Audiences want fresh new plays – so why are theatres too scared to stage them?

2 days ago 14

Crisis? What crisis? British Theatre Before and After Covid, a report released this week, is like a comedy-tragedy mask rendered in academic form. If you look at it one way, you see smiles. Look at it another, you see only things to cry about. The media coverage of the report, by the British Theatre Consortium, focused on the latter, with industry bible the Stage reporting: “‘Sharp decline’ in new plays since Covid.” Between 2019 and 2023, the number of new plays produced dropped by almost 30%. If vindication was needed for much recent angsting about the condition of new writing in UK theatre, this report seems to provide it.

So is playwriting in crisis? I’m in a decent position to comment, at least insofar as that question applies in Scotland. I run A Play, a Pie and a Pint (PPP), the Glasgow theatre institution producing more new plays than any other theatre in … Europe? The world? The known universe? (We wait in vain for someone to tell us we’ve been trumped.) Based on our experience – fielding hundreds of scripts a year, producing and touring new plays every week, year-round – there is plenty to be concerned about. But there are also reasons for optimism, some evidenced by the report, which was written by director Dan Rebellato and playwright David Edgar.

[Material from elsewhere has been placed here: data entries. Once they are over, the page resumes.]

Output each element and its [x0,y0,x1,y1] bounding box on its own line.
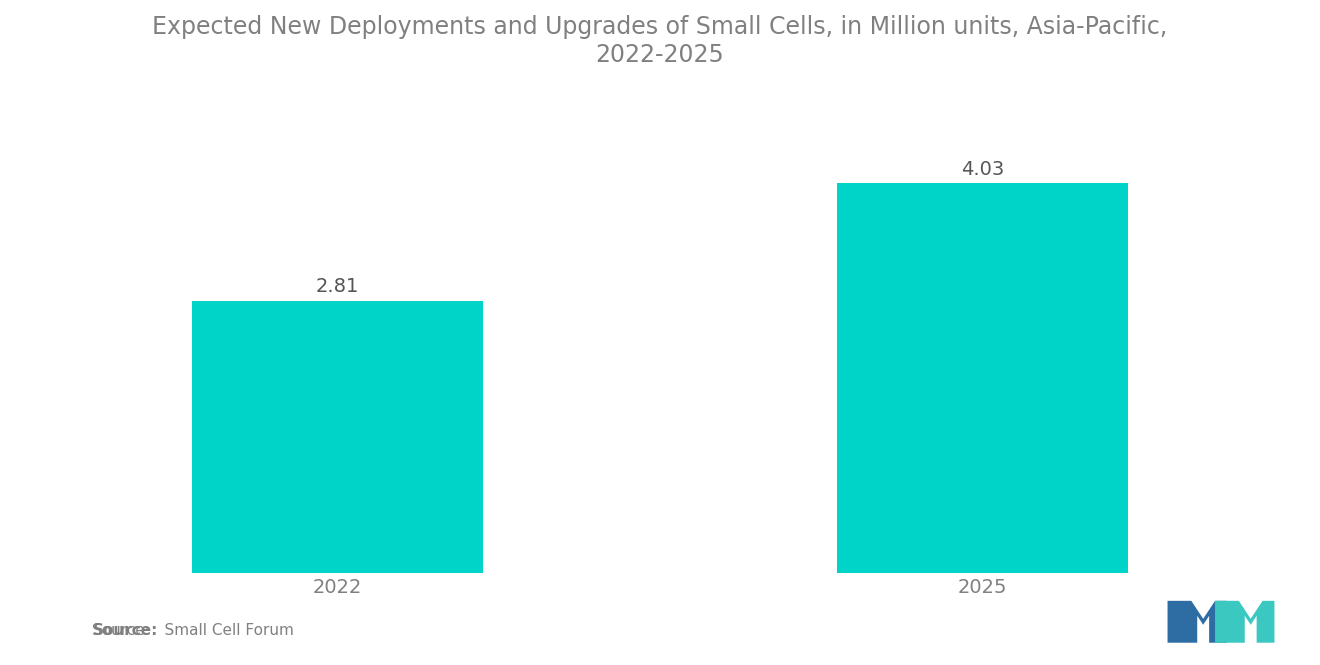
Title: Expected New Deployments and Upgrades of Small Cells, in Million units, Asia-Pac: Expected New Deployments and Upgrades of… [152,15,1168,66]
Text: Source:: Source: [92,623,158,638]
Polygon shape [1214,601,1274,642]
Bar [837,184,1127,573]
Text: 4.03: 4.03 [961,160,1005,178]
Polygon shape [1167,601,1226,642]
Text: Source:   Small Cell Forum: Source: Small Cell Forum [92,623,294,638]
Text: 2.81: 2.81 [315,277,359,297]
Bar [193,301,483,573]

The undeniable bad news is the steep drop in the number of new plays being produced (proportionally higher than the overall decline in theatre production). That corroborates a widespread grassroots sense that opportunities are diminishing for playwrights to get their work staged, and chances shrinking that one might ever make a living as a playwright alone. The report also documents the closure of many smaller theatre spaces, where new plays used to be offered a soft landing. At PPP, we are inundated with plays, and the frustration – particularly among the younger generation – is palpable that beyond Òran Mór, where our work is presented, options for new writers to be staged, or playwrights to develop their craft, are sparse.

Why then this tailing off of new play production? It seems likely to be commercial conservatism post-Covid – that notorious idea that audiences are scared of new drama. And here’s where Rebellato and Edgar get more interesting, and substantiate what my daily experience lays bare. Because while there are fewer new plays, “[the] new plays that did get on had longer runs, bigger audiences in bigger houses, and attracted bigger box office income than in 2019”.

Dancing Shoes at Òran Mór, Glasgow.
No fear of novelty … Dancing Shoes at Òran Mór, Glasgow. Photograph: Tommy Ga-Ken Wan

More and more people are coming to see new plays. And if we widen our lens to consider new work (including new musicals, devised shows, and original Christmas shows), we see that audiences certainly do not fear novelty. As the report states, new-work attendance accounted for just over 40% of all productions in 2023 – an increase of almost 50% compared to 2019.

Isn’t the story then that the demand for new work is soaring – if only we could get it to market? To see the production of new plays slump over that 2019-23 period isn’t just shameful, it’s shortsighted. A healthy culture is one that doesn’t just regurgitate old stories, but tells itself new ones, lots of them – and makes space for new storytellers too. But as this report demonstrates, we shouldn’t be staging new plays for some abstract common good – we should (contrary to received wisdom) be doing it for our bottom lines, too.

If you’re a theatre producer heaving yet another Arthur snore Miller or Anton zzzzz Chekhov (just kidding!) on to the stage, because that’s all your audience will accept – well, you’re not doing your job properly. Where is the buzz in theatre? What gets audiences out of their seats? This season, it’s Sophia Chetin-Leuner’s Porn Play at the Royal Court, or Uma Nada-Rajah’s NHS fantasia Black Hole Sign, or James Graham’s smash hit Punch on the West End. Or (dare I say) Éimi Quinn’s Hauns Aff Ma Haunted Bin! at PPP – by some measures the biggest-selling show in our 21-year history – or Dancing Shoes by Stephen Christopher and Graeme Smith, a feelgood hit so adored by our audiences in the spring it’s being revived for Christmas at the Traverse.

At PPP, we stage only world premieres – no old plays allowed – and we get audiences of 150-200 pretty much every lunchtime, six days a week. They come as a habit, for the pies and the craic as well as the plays. And so for thousands of people in the West End of Glasgow, watching new plays is a cheerful part of their everyday life – like reading a book, or switching on the radio, or going to a food market.

Cheer is a part of it. Note that the British Theatre Consortium classified all new plays as “drama” – overlooking that some may be comedies. (And don’t get me started on classifying Scotland as a “region”). Maybe if we stopped talking about new plays as if they were a penance, the wholefood of the entertainment world, we might attract more people to engage with them. But – judging by these latest findings, and all those millions of people happily flocking to new plays – we’re doing an OK job of that already.

Now we just need bolder programming, more confident promotion, and more – lots more – opportunities for writers to present their work on stages big and small, commercial and subsidised, London and beyond. Give them those opportunities and the audiences will follow. The data doesn’t lie!